2008_10_fedrate.jpgThe Federal Reserve announced that it was cutting the interest rate to 1.5% from 2%: "The Committee took this action in light of evidence pointing to a weakening of economic activity and a reduction in inflationary pressures."

The press release also noted that other central banks from around the world were also "easing...global monetary conditions"--the Bank of Canada, the Bank of England, the European Central Bank, the Federal Reserve, Sveriges Riksbank, and the Swiss National Bank also announced interest rate cuts while the Bank of Japan also supported the action (Japan's interest rate is already 0.5%).

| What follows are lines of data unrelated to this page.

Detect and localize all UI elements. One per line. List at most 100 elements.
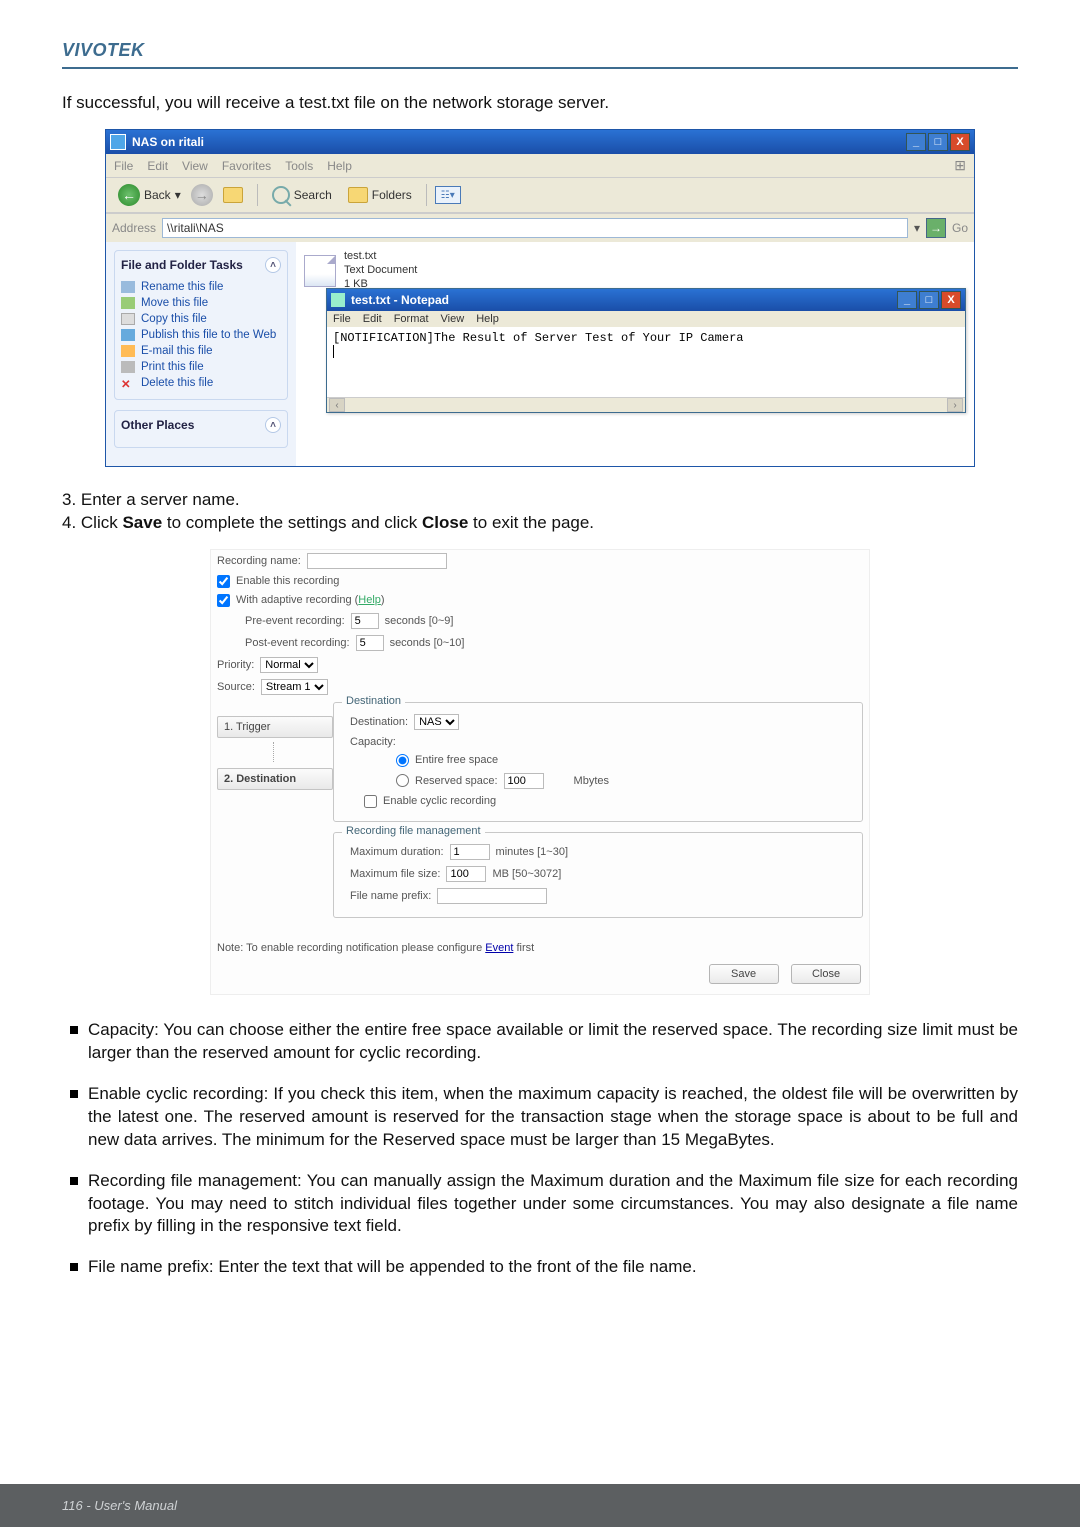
np-menu-help[interactable]: Help	[476, 313, 499, 325]
entire-free-label: Entire free space	[415, 754, 498, 766]
max-size-hint: MB [50~3072]	[492, 868, 561, 880]
bullet-prefix: File name prefix: Enter the text that wi…	[88, 1256, 1018, 1279]
menu-favorites[interactable]: Favorites	[222, 159, 271, 173]
file-management-legend: Recording file management	[342, 825, 485, 837]
search-button[interactable]: Search	[266, 184, 338, 206]
print-icon	[121, 361, 135, 373]
email-icon	[121, 345, 135, 357]
menu-edit[interactable]: Edit	[147, 159, 168, 173]
prefix-label: File name prefix:	[350, 890, 431, 902]
collapse-icon[interactable]: ˄	[265, 257, 281, 273]
reserved-space-input[interactable]	[504, 773, 544, 789]
explorer-titlebar: NAS on ritali _ □ X	[106, 130, 974, 154]
cyclic-recording-label: Enable cyclic recording	[383, 795, 496, 807]
bullet-icon	[70, 1177, 78, 1185]
cyclic-recording-checkbox[interactable]	[364, 795, 377, 808]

Derek Halpenny, currency srtategist at Bank of Tokyo-Mitsubishi UFJ, told the NY Times, "There’s no silver bullet for these problems. But the actions by the Fed on Tuesday, the U.K. government’s bailout plan today and the bit-by-bit approach European governments are taking show the authorities are getting more proactive.”

Today, U.S. stock index futures momentarily surged after the surge was announced, but CNBC is now reporting that the Dow and Nasdaq will open lower, and the S&P 500 may open slightly higher. Yesterday, the Dow fell 508 points/5%. Bloomberg News points out that this is the U.S. stock indexes' biggest annual decline since 1937.